Green Works offers cost-saving, labor-intensive asset recovery and industrial recycling services to socially conscious municipalities, utilities, automotive suppliers and manufacturers, as well as construction and demolition companies. Green Works is a non-profit subsidiary of Goodwill Industries of Greater Detroit (MI) and creates revenue to fund vital job training, education and placement programs for those facing employment challenges in metro Detroit.
State-of-the-art equipment and processes make the company an invaluable resource for sorting, refurbishing, recycling and reprocessing metals, oils and other industrial materials. Green Works recycling processes result in “up-valuing” material such as aluminum/copper windings and wire for its clients. Green Works enhances value by processing and breaking down industrial recyclables into furnace-ready form. These materials are then sold in commodity markets for reuse in foundry/manufacturing processes.

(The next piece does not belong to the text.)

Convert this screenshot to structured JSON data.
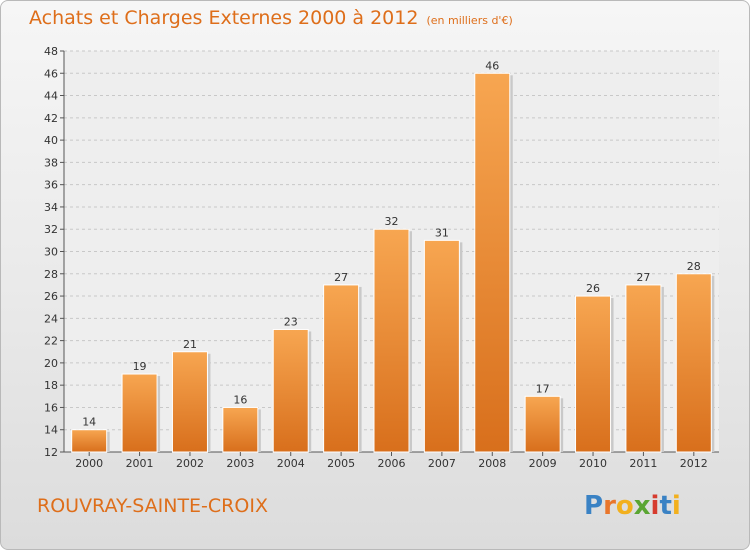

Since its creation in 2010 through 2015, Green Works has recovered over 75 million pounds of ferrous and non-ferrous metals and over 400,000 gallons of used oil has been salvaged.
Working Towards Zero Waste
Growth does not have to equal increased waste to landfill.
- Goodwill Industries of Arkansas (Little Rock) started with a small facility and small-scale sustainability opportunities; however, upon moving into a larger space and expanding across
Arkansas, they were able to significantly grow their sustainability efforts as well as see great improvements in both their environmental impacts and their revenues.
When the Goodwill first began their sustainability efforts in 2008, their facility was 60,000 square feet.In 2012, the organization moved to a larger facility of over 500,000 square feet. Headquarters was moved to the new Goodwill Resource Center in December 2014. They implemented a recycling line, which processes 18 commodities (and counting!), such as textiles, plastics, metals, accessories, aluminum, kitchen metals, hard toys, soft toys, and wire and send these to different recycling vendors and outlets. This implementation has been instrumental in eliminating waste and generating additional revenue for sustainability processes, and has allowed them to get closer to their goal of zero waste.
In the new space, they also opened up a 17,000 square foot “by the pound” outlet store. With the outlet store diverting approximately 1.2 million pounds per year, it is the largest diverter of waste to landfill for the Goodwill. With their new large space, they were able to expand recycling categories as well as increase their electronic waste recycling to include rural areas. They have also implemented new processes to increase landfill diversion, such as moving from centralized to decentralized donation processing and eliminating dumpsters at stores.
Chad Albaugh, Goodwill Industries of Arkansas’ director of operations shares, “With the added space and implementation of new processes, we have been able to make great strides in our efforts towards zero waste. Just as important, we have been able to build strong partnerships within our state and are recognized as leaders in environmental stewardship.”
NOTE: This is an update to a post originally appearing in April 2016.